我在C中制作了这个程序,用于测试数字是否为素数。我还不熟悉算法的复杂性和所有Big O的东西,所以我不确定我的方法,即迭代和递归的组合,实际上是否比使用
#include<stdio.h>
#include<stdlib.h>
#include<math.h>
typedef struct primenode{
long int key;
struct primenode * next;
}primenode;
typedef struct{
primenode * head;
primenode * tail;
primenode * curr;
unsigned long int size;
}primelist;
int isPrime(long int number, primelist * list ,long int * calls, long int * searchcalls);
primenode * primelist_insert(long int prime, primelist * list);
int primelist_search(long int searchval, primenode * searchat, long int * calls);
void primelist_destroy(primenode * destroyat);
int main(){
long int n;
long int callstoisprime = 0;
long int callstosearch = 0;
int result = 0;
primelist primes;
//Initialize primelist
primes.head = NULL;
primes.tail = NULL;
primes.size = 0;
//Insert 2 as a default prime (optional step)

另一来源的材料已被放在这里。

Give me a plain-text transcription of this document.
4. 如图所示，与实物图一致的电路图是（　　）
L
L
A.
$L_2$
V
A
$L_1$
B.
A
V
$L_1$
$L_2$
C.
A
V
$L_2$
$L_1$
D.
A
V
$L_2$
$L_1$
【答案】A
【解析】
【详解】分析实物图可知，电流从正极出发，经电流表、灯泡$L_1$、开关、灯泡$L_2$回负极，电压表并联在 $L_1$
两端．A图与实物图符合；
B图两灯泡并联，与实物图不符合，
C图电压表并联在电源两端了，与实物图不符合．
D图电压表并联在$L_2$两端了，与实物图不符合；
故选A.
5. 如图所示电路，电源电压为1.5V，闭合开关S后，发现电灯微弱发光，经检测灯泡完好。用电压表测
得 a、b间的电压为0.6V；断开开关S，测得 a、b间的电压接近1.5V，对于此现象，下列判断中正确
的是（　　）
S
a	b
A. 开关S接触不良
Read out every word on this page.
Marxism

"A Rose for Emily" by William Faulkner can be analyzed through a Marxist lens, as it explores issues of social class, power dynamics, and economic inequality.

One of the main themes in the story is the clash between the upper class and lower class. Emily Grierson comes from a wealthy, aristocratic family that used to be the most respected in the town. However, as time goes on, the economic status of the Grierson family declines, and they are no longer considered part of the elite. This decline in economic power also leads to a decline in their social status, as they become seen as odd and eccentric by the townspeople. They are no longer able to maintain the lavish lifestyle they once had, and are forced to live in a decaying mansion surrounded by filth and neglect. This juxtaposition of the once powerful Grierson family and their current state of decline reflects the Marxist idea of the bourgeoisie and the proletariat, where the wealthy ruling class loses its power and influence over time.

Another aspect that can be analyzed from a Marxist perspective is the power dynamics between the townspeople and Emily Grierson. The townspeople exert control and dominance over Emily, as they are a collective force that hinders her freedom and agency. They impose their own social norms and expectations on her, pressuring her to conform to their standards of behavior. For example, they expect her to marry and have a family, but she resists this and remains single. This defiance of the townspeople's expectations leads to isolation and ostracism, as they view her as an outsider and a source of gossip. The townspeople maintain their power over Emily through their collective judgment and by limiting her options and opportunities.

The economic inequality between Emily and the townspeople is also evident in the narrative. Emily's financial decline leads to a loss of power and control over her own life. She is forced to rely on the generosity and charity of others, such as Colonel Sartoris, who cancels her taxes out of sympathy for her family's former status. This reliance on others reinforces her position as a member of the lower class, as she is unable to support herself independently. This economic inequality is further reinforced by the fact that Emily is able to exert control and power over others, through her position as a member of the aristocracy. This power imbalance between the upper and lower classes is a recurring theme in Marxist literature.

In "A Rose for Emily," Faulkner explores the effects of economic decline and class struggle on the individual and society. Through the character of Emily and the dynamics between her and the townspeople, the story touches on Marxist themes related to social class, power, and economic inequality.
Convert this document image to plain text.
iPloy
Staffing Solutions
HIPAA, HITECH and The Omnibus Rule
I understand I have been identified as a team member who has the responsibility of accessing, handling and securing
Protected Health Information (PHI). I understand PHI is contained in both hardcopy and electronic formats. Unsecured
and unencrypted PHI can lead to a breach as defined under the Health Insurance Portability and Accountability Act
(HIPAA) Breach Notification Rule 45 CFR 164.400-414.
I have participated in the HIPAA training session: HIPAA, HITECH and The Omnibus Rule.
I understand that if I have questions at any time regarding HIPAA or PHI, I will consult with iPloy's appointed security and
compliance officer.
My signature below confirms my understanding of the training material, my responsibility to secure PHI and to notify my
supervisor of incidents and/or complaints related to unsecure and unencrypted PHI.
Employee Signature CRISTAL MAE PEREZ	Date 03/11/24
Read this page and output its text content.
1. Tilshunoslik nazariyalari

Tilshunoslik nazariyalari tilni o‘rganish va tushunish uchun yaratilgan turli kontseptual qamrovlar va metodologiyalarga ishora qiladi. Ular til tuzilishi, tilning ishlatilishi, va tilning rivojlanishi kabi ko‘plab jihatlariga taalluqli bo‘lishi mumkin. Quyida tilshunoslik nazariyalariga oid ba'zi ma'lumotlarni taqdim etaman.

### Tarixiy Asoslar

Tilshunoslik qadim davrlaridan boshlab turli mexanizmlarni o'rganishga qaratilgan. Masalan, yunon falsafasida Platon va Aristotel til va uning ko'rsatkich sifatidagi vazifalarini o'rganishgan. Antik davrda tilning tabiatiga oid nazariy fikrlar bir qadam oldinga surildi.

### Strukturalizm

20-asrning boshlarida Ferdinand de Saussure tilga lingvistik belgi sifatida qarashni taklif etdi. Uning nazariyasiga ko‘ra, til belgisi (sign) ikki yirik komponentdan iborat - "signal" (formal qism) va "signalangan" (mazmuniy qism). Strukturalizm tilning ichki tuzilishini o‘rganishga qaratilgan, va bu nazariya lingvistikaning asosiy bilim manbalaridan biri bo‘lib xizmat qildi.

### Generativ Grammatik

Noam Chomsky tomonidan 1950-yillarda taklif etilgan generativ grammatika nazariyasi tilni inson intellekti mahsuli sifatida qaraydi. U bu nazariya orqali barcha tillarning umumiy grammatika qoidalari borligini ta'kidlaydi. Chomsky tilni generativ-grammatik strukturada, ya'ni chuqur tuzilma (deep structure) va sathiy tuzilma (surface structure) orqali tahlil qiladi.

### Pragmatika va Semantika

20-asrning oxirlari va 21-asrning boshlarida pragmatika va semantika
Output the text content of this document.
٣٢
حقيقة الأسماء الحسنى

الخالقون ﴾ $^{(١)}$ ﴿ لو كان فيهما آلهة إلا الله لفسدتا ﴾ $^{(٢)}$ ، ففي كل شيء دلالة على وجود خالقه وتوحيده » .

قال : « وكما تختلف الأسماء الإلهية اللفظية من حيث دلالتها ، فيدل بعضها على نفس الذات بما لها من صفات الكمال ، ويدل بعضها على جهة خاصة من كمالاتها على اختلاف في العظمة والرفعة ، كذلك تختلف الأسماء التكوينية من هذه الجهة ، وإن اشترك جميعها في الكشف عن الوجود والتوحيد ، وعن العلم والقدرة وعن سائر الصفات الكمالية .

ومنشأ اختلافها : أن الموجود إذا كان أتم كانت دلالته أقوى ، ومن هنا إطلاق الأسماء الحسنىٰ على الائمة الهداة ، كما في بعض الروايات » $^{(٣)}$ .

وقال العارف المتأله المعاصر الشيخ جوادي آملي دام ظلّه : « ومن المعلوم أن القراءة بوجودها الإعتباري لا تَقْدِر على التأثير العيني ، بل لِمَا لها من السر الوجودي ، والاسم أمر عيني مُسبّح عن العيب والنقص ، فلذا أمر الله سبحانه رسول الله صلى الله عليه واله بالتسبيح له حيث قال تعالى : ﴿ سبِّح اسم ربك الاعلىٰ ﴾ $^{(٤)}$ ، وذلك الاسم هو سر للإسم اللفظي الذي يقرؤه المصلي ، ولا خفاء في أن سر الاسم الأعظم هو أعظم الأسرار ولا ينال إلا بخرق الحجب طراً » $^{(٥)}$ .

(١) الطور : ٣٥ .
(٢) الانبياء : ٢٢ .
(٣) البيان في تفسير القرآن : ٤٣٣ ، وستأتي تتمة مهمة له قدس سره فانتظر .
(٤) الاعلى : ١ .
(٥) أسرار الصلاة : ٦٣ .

primelist_insert(2, &primes);
printf("\n\nPlease enter a number: ");
scanf("%d",&n);
printf("Please wait while I crunch the numbers...");
result = isPrime(n, &primes, &callstoisprime, &callstosearch);
switch(result){
case 1: printf("\n%ld is a prime.",n); break;
case -1: printf("\n%ld is a special case. It's neither prime nor composite.",n); break;
default: printf("\n%ld is composite.",n); break;
}
printf("\n\n%d calls made to function: isPrime()",callstoisprime);
printf("\n%d calls made to function: primelist_search()",callstosearch);
//Print all prime numbers in the linked list
printf("\n\nHere are all the prime numbers in the linked list:\n\n");
primes.curr = primes.head;
while(primes.curr != NULL){
printf("%ld ", primes.curr->key);
primes.curr = primes.curr->next;
}
printf("\n\nNote: Only primes up to the square root of your number are listed.\n"
"If your number is negative, only the smallest prime will be listed.\n"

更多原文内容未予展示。